Now this was the type of episode that I feared when gearing up to watch the entire run of Saturday Night Live. Don't get me wrong, I am a huge fan of Paul Simon and part of the reason I even know who he is in the first place is because of his appearances on SNL.
The thing is, in his later appearances, Paul Simon acted in more sketches and kept his singing to the standard two songs that the format eventually evolved to be. Not in this episode. No, this episode of SNL felt more like a Paul Simon special with a couple funny moments in between a bunch of songs.
In fact, other than one sketch with Chevy Chase and another sketch where the entire cast was on stage for no more than two minutes, the Not Ready for Prime Time Players were barely a part of the show at all.
Again, it was cool to see Paul Simon perform, as well as Randy Newman, Phoebe Snow, a reunion of Simon AND Garfunkel and a Garfunkel solo song, but I don't come to Saturday Night Live for the music, so I was disappointed to see less than a hand full of sketches where I only laughed once.
I am expecting to see more episodes like this, especially during the first season when they were still feeling out the format and the best part is, these type of episodes will be the easiest to break down because it's super easy to summarize a song in just one sentence.
And with that, I give you The Wicker Breakdown of Episode 2:
- Paul Simon sings Still Crazy After All These Years.
- The Jessy Dixon Singers join Paul to sing Love Me Like a Rock.
- Jerry Rubin shows up for a quick fake commercial for Graffiti wallpaper with hippy peace propaganda fighting for causes that we are still fighting for today even though the hippies are now the generation in control.

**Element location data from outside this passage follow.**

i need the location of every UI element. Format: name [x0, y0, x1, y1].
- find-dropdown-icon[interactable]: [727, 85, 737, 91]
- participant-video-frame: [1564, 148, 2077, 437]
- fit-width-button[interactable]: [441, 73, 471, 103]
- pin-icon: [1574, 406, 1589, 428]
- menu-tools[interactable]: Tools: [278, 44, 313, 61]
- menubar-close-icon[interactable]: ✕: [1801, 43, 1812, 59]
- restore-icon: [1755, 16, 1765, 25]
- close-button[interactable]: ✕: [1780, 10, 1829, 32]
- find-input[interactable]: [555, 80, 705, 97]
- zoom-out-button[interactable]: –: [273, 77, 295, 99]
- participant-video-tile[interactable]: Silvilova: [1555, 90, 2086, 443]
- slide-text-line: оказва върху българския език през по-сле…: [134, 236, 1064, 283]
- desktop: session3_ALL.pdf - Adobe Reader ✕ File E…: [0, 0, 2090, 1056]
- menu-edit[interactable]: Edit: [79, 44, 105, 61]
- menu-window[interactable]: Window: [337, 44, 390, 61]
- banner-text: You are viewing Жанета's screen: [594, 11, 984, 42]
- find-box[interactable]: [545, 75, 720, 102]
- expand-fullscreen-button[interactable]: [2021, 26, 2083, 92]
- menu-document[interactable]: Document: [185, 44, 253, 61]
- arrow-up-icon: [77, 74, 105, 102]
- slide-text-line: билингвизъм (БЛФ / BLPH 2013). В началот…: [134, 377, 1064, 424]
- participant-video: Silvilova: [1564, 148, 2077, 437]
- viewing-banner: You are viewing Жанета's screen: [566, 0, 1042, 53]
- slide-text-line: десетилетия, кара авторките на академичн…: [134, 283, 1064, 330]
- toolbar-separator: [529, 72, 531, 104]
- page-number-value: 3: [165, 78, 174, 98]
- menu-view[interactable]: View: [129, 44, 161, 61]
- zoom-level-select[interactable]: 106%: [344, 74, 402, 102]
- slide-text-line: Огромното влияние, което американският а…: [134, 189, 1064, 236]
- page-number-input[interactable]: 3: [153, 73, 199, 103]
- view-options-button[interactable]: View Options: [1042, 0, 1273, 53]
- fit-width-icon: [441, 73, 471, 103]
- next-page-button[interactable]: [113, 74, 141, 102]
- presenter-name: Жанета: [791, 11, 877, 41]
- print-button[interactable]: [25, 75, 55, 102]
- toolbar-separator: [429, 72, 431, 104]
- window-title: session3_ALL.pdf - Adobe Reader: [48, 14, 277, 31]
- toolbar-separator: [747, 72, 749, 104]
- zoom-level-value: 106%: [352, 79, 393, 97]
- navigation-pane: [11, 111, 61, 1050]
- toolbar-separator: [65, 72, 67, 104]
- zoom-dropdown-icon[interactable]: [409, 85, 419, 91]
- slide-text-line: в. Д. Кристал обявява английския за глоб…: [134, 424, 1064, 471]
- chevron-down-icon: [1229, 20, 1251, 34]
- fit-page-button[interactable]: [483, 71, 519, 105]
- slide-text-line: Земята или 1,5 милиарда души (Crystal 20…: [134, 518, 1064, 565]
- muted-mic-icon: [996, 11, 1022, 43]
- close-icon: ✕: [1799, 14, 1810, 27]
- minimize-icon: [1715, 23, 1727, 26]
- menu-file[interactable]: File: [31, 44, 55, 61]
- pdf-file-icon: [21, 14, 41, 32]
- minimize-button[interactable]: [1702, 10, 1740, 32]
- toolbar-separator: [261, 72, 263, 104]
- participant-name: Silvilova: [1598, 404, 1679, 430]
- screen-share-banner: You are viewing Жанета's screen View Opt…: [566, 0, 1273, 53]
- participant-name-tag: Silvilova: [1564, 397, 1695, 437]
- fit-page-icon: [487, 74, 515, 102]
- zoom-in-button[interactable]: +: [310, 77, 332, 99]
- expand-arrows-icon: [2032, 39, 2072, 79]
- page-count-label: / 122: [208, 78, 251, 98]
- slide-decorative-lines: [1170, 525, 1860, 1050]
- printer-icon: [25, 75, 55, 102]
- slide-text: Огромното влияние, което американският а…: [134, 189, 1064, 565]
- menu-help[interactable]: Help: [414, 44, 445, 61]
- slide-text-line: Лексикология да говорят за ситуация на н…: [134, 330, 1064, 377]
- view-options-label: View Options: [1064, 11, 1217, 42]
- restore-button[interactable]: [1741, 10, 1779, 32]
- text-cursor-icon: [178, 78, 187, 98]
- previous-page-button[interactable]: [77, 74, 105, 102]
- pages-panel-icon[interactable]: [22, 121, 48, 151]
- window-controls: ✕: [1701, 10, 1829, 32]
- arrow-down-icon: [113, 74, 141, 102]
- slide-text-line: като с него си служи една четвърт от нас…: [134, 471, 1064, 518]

- Paul Simon sings a cover of a Randy Newman song, then introduces Randy Newman to sing Sail Away.
- The Bees show up just to get kicked out for the fans not liking the bees the week before. 20 minutes in and this is the first appearance of the Not Ready for Prime Time Players.
- News, which was again not so topical, just Chevy Chase making fun of Ford for being clumsy. Again I'm disappointed because I really was hoping to see more cutting satire about the events of the time but I also understand the SNL news was still finding its voice.
- Finally something funny!!! The comedy came from a sketch about Paul Simon being challenged to a game of 1 on 1 basketball by NBA player Connie Hawk. It was interesting to see Al Michaels so early in the show but what was really funny was just how small Paul Simon is and how good and intense he was at playing basketball. Simon's 70s look also got a chuckle or two out of me. Mainly I was happy just to be seeing a sketch.
- The comedy didn't last long as they slipped into a Simon and Garfunkel Slide Show to them singing Mrs. Robinson which goes on for a few minutes then turns into a tiny reunion where they sing The Boxer, Scarborough Fair, My Little Town and finally winds down with Garfunkel singing a solo of I Only Have Eyes For You.
- There was a follow-up to the weird Muppet sketch from the first week. I didn't realize there was an ongoing collaboration between the two shows.
- This was followed by a short film by Albert Brooks, which was probably something someone would do with a cellphone these days. I like Albert Brooks, his SNL shorts are fun, quirky and age pretty well.
- Then we go back to the music with Phoebe Snow singing No Regret followed by a duet with Paul Simon where they sing Gone at Last.
- SNL from that time sure loved their fake products, this sketch was a fake ad for a pace maker battery called Try-Hard, which the play on words was pretty much the only thing to the sketch.
- Back to music as Paul Simon sings So Far Away From Home.
- Finally, Paul Simon was rewarded a trophy by Bill Bradley for his 1 on 1 win in the earlier sketch.
Again, not my favorite episode of the two that I've watch so far but I'm glad to have seen it and appreciate the music performances, I just wanted to see more comedy like my favorite sketch of the episode which was Paul Simon play 1 on 1 against Connie Hawk.